Australian mining tycoon Clive Palmer has been dealt a blow in a long-running court battle with Chinese conglomerate CITIC after a court rejected a Aus$48 million ($35 million) payment, threatening the collapse of a key nickel refinery.

Palmer’s mining firm Mineralogy is locked in a lengthy legal dispute over royalties and port operations with Hong Kong-based CITIC Pacific relating to the Sino Iron project in Western Australia’s resource-rich Pilbara region.

Australian mining tycoon Clive Palmer
Australian mining tycoon Clive Palmer. Photo: Wikicommons.

CITIC is mining for magnetite iron ore on Palmer’s sprawling Mardie Station cattle farm in Pilbara under a 25-year lease.

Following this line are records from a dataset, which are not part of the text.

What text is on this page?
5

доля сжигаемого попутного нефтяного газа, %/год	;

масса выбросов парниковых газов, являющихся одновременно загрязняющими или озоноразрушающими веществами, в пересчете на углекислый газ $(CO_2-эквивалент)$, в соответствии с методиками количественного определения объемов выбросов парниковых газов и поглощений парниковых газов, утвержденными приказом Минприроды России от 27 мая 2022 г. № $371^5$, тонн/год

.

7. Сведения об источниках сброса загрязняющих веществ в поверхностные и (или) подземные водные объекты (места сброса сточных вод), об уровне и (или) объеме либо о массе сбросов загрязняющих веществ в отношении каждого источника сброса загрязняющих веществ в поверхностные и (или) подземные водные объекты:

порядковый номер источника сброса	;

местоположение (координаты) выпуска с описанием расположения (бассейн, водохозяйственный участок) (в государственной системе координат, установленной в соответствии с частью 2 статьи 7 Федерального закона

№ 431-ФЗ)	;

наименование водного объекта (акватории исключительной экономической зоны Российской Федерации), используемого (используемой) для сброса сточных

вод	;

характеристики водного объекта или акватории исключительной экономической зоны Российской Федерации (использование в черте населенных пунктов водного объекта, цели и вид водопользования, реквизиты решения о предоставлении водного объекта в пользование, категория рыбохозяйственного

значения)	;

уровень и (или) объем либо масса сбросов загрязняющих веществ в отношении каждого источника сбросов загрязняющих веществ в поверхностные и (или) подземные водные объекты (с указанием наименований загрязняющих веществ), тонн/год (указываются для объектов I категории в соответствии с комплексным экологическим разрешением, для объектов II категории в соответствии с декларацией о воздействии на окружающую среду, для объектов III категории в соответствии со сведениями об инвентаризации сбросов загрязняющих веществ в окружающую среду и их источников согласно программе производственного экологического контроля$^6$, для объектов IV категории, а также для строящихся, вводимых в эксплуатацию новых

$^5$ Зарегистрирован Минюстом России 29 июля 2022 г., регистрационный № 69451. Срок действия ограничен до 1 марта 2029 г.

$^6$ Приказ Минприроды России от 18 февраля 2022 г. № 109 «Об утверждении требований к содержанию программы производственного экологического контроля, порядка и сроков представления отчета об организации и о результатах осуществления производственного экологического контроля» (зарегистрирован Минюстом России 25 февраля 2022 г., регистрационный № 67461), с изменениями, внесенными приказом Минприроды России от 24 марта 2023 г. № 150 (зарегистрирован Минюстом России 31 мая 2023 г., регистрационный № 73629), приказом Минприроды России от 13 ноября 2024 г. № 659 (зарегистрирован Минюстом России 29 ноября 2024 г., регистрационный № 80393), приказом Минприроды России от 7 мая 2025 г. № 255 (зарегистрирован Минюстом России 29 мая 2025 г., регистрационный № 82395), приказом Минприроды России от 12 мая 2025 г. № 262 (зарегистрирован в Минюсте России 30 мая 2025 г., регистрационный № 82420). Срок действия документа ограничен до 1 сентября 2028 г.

The two companies have traded barbs over the legal feud, with the flamboyant tycoon and politician blasting members of China’s government as “mongrels” last year while a Chinese state-run newspaper labelled his comments as “rampant rascality”.

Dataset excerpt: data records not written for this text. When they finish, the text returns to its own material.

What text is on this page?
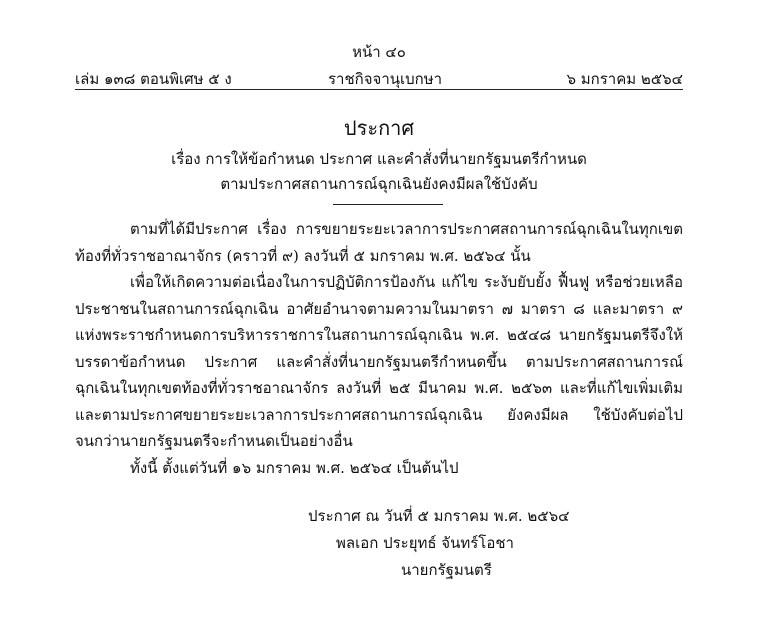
หน้า ๔๐
เล่ม ๑๓๘ ตอนพิเศษ ๕ ง	ราชกิจจานุเบกษา	๖ มกราคม ๒๕๖๔
ประกาศ
เรื่อง การให้ข้อกำหนด ประกาศ และคำสั่งที่นายกรัฐมนตรีกำหนด
ตามประกาศสถานการณ์ฉุกเฉินยังคงมีผลใช้บังคับ

ตามที่ได้มีประกาศ เรื่อง การขยายระยะเวลาการประกาศสถานการณ์ฉุกเฉินในทุกเขตท้องที่ทั่วราชอาณาจักร (คราวที่ ๙) ลงวันที่ ๕ มกราคม พ.ศ. ๒๕๖๔ นั้น

เพื่อให้เกิดความต่อเนื่องในการปฏิบัติการป้องกัน แก้ไข ระงับยับยั้ง ฟื้นฟู หรือช่วยเหลือประชาชนในสถานการณ์ฉุกเฉิน อาศัยอำนาจตามความในมาตรา ๗ มาตรา ๘ และมาตรา ๙ แห่งพระราชกำหนดการบริหารราชการในสถานการณ์ฉุกเฉิน พ.ศ. ๒๕๔๘ นายกรัฐมนตรีจึงให้บรรดาข้อกำหนด ประกาศ และคำสั่งที่นายกรัฐมนตรีกำหนดขึ้น ตามประกาศสถานการณ์ฉุกเฉินในทุกเขตท้องที่ทั่วราชอาณาจักร ลงวันที่ ๒๕ มีนาคม พ.ศ. ๒๕๖๓ และที่แก้ไขเพิ่มเติม และตามประกาศขยายระยะเวลาการประกาศสถานการณ์ฉุกเฉิน ยังคงมีผล ใช้บังคับต่อไปจนกว่านายกรัฐมนตรีจะกำหนดเป็นอย่างอื่น

ทั้งนี้ ตั้งแต่วันที่ ๑๖ มกราคม พ.ศ. ๒๕๖๔ เป็นต้นไป

ประกาศ ณ วันที่ ๕ มกราคม พ.ศ. ๒๕๖๔
พลเอก ประยุทธ์ จันทร์โอชา
นายกรัฐมนตรี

Mineralogy argued in court that if the multi-million-dollar advance on royalties was not granted, Queensland Nickel, which Palmer owns, would “suffer irreparable harm”, with hundreds of jobs at risk, highlighting the perilous state of some mining firms as metals prices flounder.

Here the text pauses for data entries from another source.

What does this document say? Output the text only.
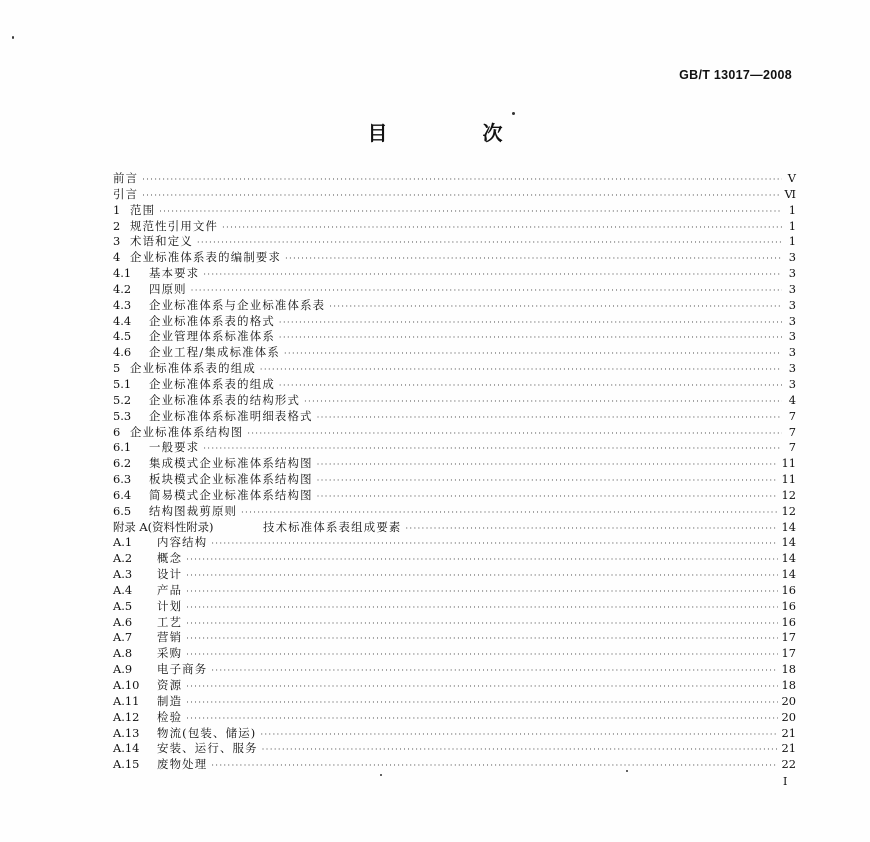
GB/T 13017—2008
目 次
前言 ·····	V
引言 ·····	Ⅵ
1 范围 ·····	1
2 规范性引用文件 ·····	1
3 术语和定义 ·····	1
4 企业标准体系表的编制要求 ·····	3
4.1	基本要求 ·····	3
4.2	四原则 ·····	3
4.3	企业标准体系与企业标准体系表 ·····	3
4.4	企业标准体系表的格式 ·····	3
4.5	企业管理体系标准体系 ·····	3
4.6	企业工程/集成标准体系 ·····	3
5 企业标准体系表的组成 ·····	3
5.1	企业标准体系表的组成 ·····	3
5.2	企业标准体系表的结构形式 ·····	4
5.3	企业标准体系标准明细表格式 ·····	7
6 企业标准体系结构图 ·····	7
6.1	一般要求 ·····	7
6.2	集成模式企业标准体系结构图 ·····	11
6.3	板块模式企业标准体系结构图 ·····	11
6.4	简易模式企业标准体系结构图 ·····	12
6.5	结构图裁剪原则 ·····	12
附录 A(资料性附录)	技术标准体系表组成要素 ·····	14
A.1	内容结构 ·····	14
A.2	概念 ·····	14
A.3	设计 ·····	14
A.4	产品 ·····	16
A.5	计划 ·····	16
A.6	工艺 ·····	16
A.7	营销 ·····	17
A.8	采购 ·····	17
A.9	电子商务 ·····	18
A.10	资源 ·····	18
A.11	制造 ·····	20
A.12	检验 ·····	20
A.13	物流(包装、储运) ·····	21
A.14	安装、运行、服务 ·····	21
A.15	废物处理 ·····	22
I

Nickel prices have been hit hard by the global commodities rout, tumbling more than 40 percent this year to fall to its lowest levels in more than a decade.

But despite the plea, the bid was rejected by the Supreme Court of Western Australia late Monday.

Justice Paul Tottle said that while Mineralogy claimed Queensland Nickel was “experiencing a liquidity crisis” and needed an injection of money to “avoid closure”, the refinery’s perilous position might be exaggerated.

citic bank
Photo: Wikicommons.

He added that the request for payment was “highly unusual” given the long-running court case, into what royalties CITIC should be paying Mineralogy, was not yet resolved.

Queensland Nickel director Clive Mensink, who is Palmer’s nephew, said in a statement that he had called for an urgent meeting with Queensland state’s premier and treasurer, adding that “previous governments have provided support at times of low nickel”.

CITIC’s Australian spokesman Rob Newton expressed sympathy for the refinery’s workers but said his company had paid millions of dollars to Palmer and Mineralogy over the years.

“It’s our view that how Mr Palmer chooses to spend this money and how he chooses to manage his other ventures –- whether its golf courses, nickel mines, soccer teams, the Titanic 2 or robotic dinosaurs — is a matter for him,” he told reporters outside the court Monday night.

Besides his mining and political interests, Palmer is famous for building a full-scale replica of the Titanic and a golf course replete with robotic dinosaurs in Queensland.

CITIC Pacific, which has interests ranging from iron ore mines to property, recently assumed Chinese conglomerate CITIC Group’s assets as part of a move to list in Hong Kong.